Das Verhalten der Märkte ist nicht linear, nach dem Motto: Große Ereignisse lösen große Krisen aus. Es kann sein, dass kleinere, an sich nichtige Anlässe einen Crash auslösen. Sind die Bewertungen an den Märkten in irrationalen Höhen angekommen, kann der sprichwörtliche Flügelschlag eines Schmetterlings einen Tornado auslösen. Das könnte eine Gewinnwarnung eines prominenten Unternehmens sein, oder eine Ansammlung kleiner Ereignisse wie Hypothekenausfälle, oder ein Reddit-Mem, das tausende von Robin Hood-Depotinhabern dazu veranlasst, eine Aktie synchron zu verkaufen. Und es verläuft jedes Mal anders! Ereignisse können Domino-Effekte auslösen; ein kleiner Preisrückgang kann dazu führen, dass Anleger zum Verkauf gezwungen werden, etwa wenn Kredite zu Spekulationszwecken aufgenommen wurden. Wer den Margin Call seiner Bank erhält, muss um jeden Preis aussteigen. 

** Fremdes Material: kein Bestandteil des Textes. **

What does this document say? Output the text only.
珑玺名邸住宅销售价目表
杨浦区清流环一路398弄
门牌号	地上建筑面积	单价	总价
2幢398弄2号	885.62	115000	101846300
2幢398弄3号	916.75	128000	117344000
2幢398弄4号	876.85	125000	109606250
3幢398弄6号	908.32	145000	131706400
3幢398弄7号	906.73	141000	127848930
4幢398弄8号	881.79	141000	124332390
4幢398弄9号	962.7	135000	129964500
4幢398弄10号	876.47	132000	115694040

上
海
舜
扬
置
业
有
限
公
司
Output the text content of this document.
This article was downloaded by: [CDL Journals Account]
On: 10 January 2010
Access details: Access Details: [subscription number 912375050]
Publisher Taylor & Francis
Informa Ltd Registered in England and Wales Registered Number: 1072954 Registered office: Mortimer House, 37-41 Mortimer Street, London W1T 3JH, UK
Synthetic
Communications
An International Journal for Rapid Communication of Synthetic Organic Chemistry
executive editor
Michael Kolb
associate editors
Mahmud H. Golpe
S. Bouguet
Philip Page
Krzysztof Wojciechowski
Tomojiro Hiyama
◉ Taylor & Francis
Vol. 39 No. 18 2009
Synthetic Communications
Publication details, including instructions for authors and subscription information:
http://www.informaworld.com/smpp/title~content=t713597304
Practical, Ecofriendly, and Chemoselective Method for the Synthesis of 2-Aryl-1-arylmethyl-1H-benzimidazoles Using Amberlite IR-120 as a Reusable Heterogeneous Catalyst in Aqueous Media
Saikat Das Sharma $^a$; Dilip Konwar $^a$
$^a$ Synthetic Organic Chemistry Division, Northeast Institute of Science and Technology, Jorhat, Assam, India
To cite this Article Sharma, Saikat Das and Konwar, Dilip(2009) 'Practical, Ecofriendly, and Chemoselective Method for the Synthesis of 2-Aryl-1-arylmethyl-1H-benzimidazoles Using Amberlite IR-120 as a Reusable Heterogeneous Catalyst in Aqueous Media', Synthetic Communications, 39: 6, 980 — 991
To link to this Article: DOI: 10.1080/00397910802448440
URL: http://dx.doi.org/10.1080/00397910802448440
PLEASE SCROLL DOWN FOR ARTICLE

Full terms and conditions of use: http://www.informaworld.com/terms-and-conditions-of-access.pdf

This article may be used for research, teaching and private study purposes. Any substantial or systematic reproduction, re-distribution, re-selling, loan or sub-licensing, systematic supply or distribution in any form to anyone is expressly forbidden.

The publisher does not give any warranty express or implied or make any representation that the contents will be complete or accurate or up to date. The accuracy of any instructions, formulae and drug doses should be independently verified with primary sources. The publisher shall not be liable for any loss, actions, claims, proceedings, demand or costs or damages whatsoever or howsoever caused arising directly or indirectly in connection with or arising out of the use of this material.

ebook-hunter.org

Gerade vor dem Hintergrund der letzten Phase des idealtypischen Crashs klingen Finanzblasen beängstigend. Aber müssen wir uns heute Sorgen machen? Die obigen Schritte könnten vieles von dem widerspiegeln, was wir heute sehen, und wir könnten bei „Phase 4“ angelangt sein. Aber ist es ausgemachte Sache, dass „Phase 5“ wirklich kommt? Und wenn ja: Wann? Es könnte nächstes Jahr so weit sein. Oder in zehn Jahren. Oder nie. 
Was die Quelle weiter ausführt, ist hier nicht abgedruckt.